With $550M from Uncle Sam, can Guam afford U.S. exit?
For those who say Guam would be better off being independent from the United States, here’s Doris Flores Brooks’ message for you: “Give me a break.”
Brooks made the statement Friday outside of her role as the island’s elected public auditor, but her statement was an offshoot of a report that came out of her office Friday.
The report listed most federal funds that the government of Guam received in fiscal 2015, and the total exceeded $550 million for the year alone.
That amount represents about 45 percent of the $1.2 billion that GovGuam spent in fiscal 2015.
It would be difficult for GovGuam to afford all the public services, projects and programs it’s expected to provide without more than half of $1 billion in funds from Uncle Sam in a year, she said.
Military spending and federal funding assistance make up the second leg of the island’s economy, after tourism, Brooks said.
“The federal government is a major player here,” she said.
Here are some of the funds GovGuam received from the federal government, according to the report released Friday:
- $109 million for households under the Supplemental Nutrition Assistance Program, also called food stamps, to pay for food;
- $117 million for Medicaid, insurance for indigent children and other public health programs;
- $65 million for Guam’s public elementary to high schools;
- $67 million for the seaport facilities;
- $43 million for the public housing units and rent vouchers for island families who need housing help;
- $29 million for highway-related projects;
- $34.9 million for the University of Guam;
- $19 million for Guam's international airport; and
- $16 million for Guam Community College.
Guam is far better ahead economically than most of the island nations in the Pacific, she said, because of the territory’s affiliation with the U.S. political family and the protections of law and rule that the United States provides, she said.
Brooks, who is running for re-election, said she has long taken a stance for Guam for U.S. statehood, after “status quo” no longer became part of a future Guam vote on political self-determination.
It’s a view she continues to feel strongly about and which she discussed at a recent talk with students at the University of Guam.
Recent discussions of a possible vote for Guam’s political status options included a forum last month at the University of Guam during the Festival of Pacific Arts.
Guam’s Commission on Decolonization also is expected to meet later this month as part of a process to decide, in consultation with the governor and the Election Commission, whether island voters are ready to vote on the issue.
Guam voters have three options when the issue would be on the ballot.
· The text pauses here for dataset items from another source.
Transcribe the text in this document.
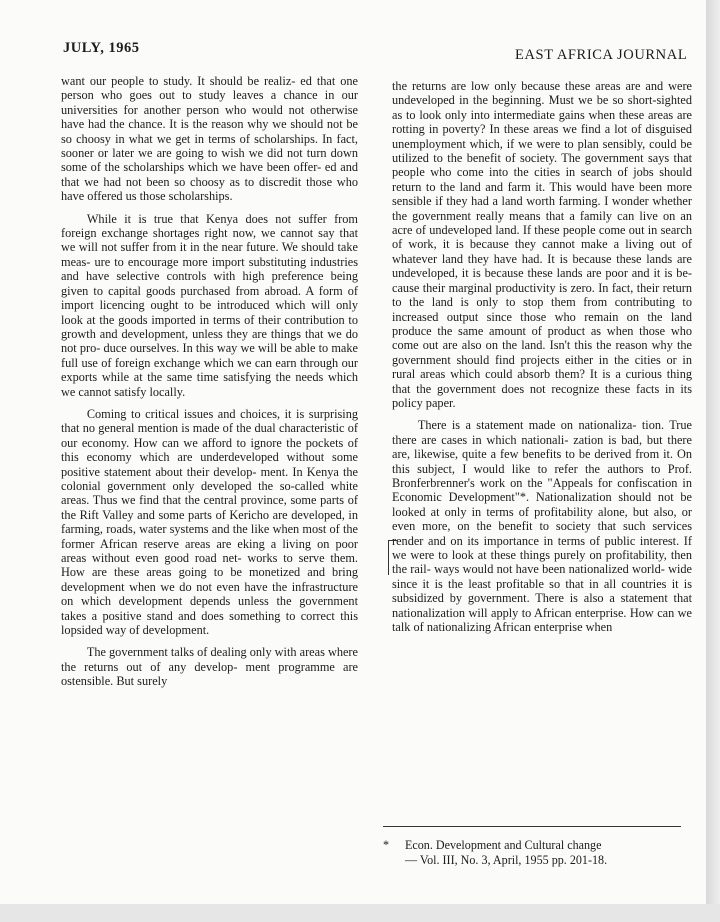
JULY, 1965	EAST AFRICA JOURNAL

want our people to study. It should be realiz- ed that one person who goes out to study leaves a chance in our universities for another person who would not otherwise have had the chance. It is the reason why we should not be so choosy in what we get in terms of scholarships. In fact, sooner or later we are going to wish we did not turn down some of the scholarships which we have been offer- ed and that we had not been so choosy as to discredit those who have offered us those scholarships.

While it is true that Kenya does not suffer from foreign exchange shortages right now, we cannot say that we will not suffer from it in the near future. We should take meas- ure to encourage more import substituting industries and have selective controls with high preference being given to capital goods purchased from abroad. A form of import licencing ought to be introduced which will only look at the goods imported in terms of their contribution to growth and development, unless they are things that we do not pro- duce ourselves. In this way we will be able to make full use of foreign exchange which we can earn through our exports while at the same time satisfying the needs which we cannot satisfy locally.

Coming to critical issues and choices, it is surprising that no general mention is made of the dual characteristic of our economy. How can we afford to ignore the pockets of this economy which are underdeveloped without some positive statement about their develop- ment. In Kenya the colonial government only developed the so-called white areas. Thus we find that the central province, some parts of the Rift Valley and some parts of Kericho are developed, in farming, roads, water systems and the like when most of the former African reserve areas are eking a living on poor areas without even good road net- works to serve them. How are these areas going to be monetized and bring development when we do not even have the infrastructure on which development depends unless the government takes a positive stand and does something to correct this lopsided way of development.

The government talks of dealing only with areas where the returns out of any develop- ment programme are ostensible. But surely

the returns are low only because these areas are and were undeveloped in the beginning. Must we be so short-sighted as to look only into intermediate gains when these areas are rotting in poverty? In these areas we find a lot of disguised unemployment which, if we were to plan sensibly, could be utilized to the benefit of society. The government says that people who come into the cities in search of jobs should return to the land and farm it. This would have been more sensible if they had a land worth farming. I wonder whether the government really means that a family can live on an acre of undeveloped land. If these people come out in search of work, it is because they cannot make a living out of whatever land they have had. It is because these lands are undeveloped, it is because these lands are poor and it is be- cause their marginal productivity is zero. In fact, their return to the land is only to stop them from contributing to increased output since those who remain on the land produce the same amount of product as when those who come out are also on the land. Isn't this the reason why the government should find projects either in the cities or in rural areas which could absorb them? It is a curious thing that the government does not recognize these facts in its policy paper.

There is a statement made on nationaliza- tion. True there are cases in which nationali- zation is bad, but there are, likewise, quite a few benefits to be derived from it. On this subject, I would like to refer the authors to Prof. Bronferbrenner's work on the "Appeals for confiscation in Economic Development"*. Nationalization should not be looked at only in terms of profitability alone, but also, or even more, on the benefit to society that such services render and on its importance in terms of public interest. If we were to look at these things purely on profitability, then the rail- ways would not have been nationalized world- wide since it is the least profitable so that in all countries it is subsidized by government. There is also a statement that nationalization will apply to African enterprise. How can we talk of nationalizing African enterprise when

* Econ. Development and Cultural change
— Vol. III, No. 3, April, 1955 pp. 201-18.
In addition to statehood, the other options are free association with the United States, as well as an exit, or independence from the United States.
Victoria Leon Guerrero, co-chairperson of the independence task force under the Decolonization Commission, said she doesn’t think there’s enough time to properly conduct an education campaign for the issue to be on the ballot by the General Election in November.
In two years, if island voters are properly informed of what the options mean, a vote on political status would be better, she said.
Leon Guerrero said there has been fear-mongering about what independence could mean for Guam.
When it comes to providing public services for island residents, she said an independent Guam can expand its economy by opening up shipping, tourism and other trade sectors that help the economy grow.
An independent Guam can also charge rent for the military bases, and open up visa-free travel for certain countries, among other options, she said.
And if Guam voters do vote for independence, the United States is obligated under international law to ensure a transition phase in which certain forms of assistance would continue, she said.
The main reason for her support for independence, Leon Guerrero said, is it would give Guam the ability to make its own decisions.
Ron McNinch, an associate professor of public administration at the University of Guam, said in past polls he and his students conducted, public support for independence or free association had been low, and hovered around 6 percent of those surveyed.
Many people in Guam don’t want to give up their U.S. citizenship and U.S. passport, McNinch said.
The reality is the United States owns the government of Guam, he said.
And those who favor an independent Guam aren't realistic in their belief that Guam can kick out the U.S. military bases, or charge them rent, and expect the United States to continue financially supporting Guam, McNinch said.
If Guam really wants to change its political status because island residents can’t vote for president of the United States and don’t have voting members of Congress, there’s another option for that, he said.
He suggested Guam establish a free-association agreement with Alaska so island residents can vote for president and vote for its own voting delegate in Congress.
It’s better to associate with Alaska than geographically closer Hawaii because Alaska doesn’t have state taxes, he said.
McNinch said instead of filing lawsuits, Guam needs to focus its energy on talking to Congress about what the island wants for its political future.
Recent approaches toward greater political muscle for Guam, including filing court cases, is called a bubble-wrap approach, he said.
“We are wasting time talking about bubbles in the bubble wrap and it achieves nothing,” he said.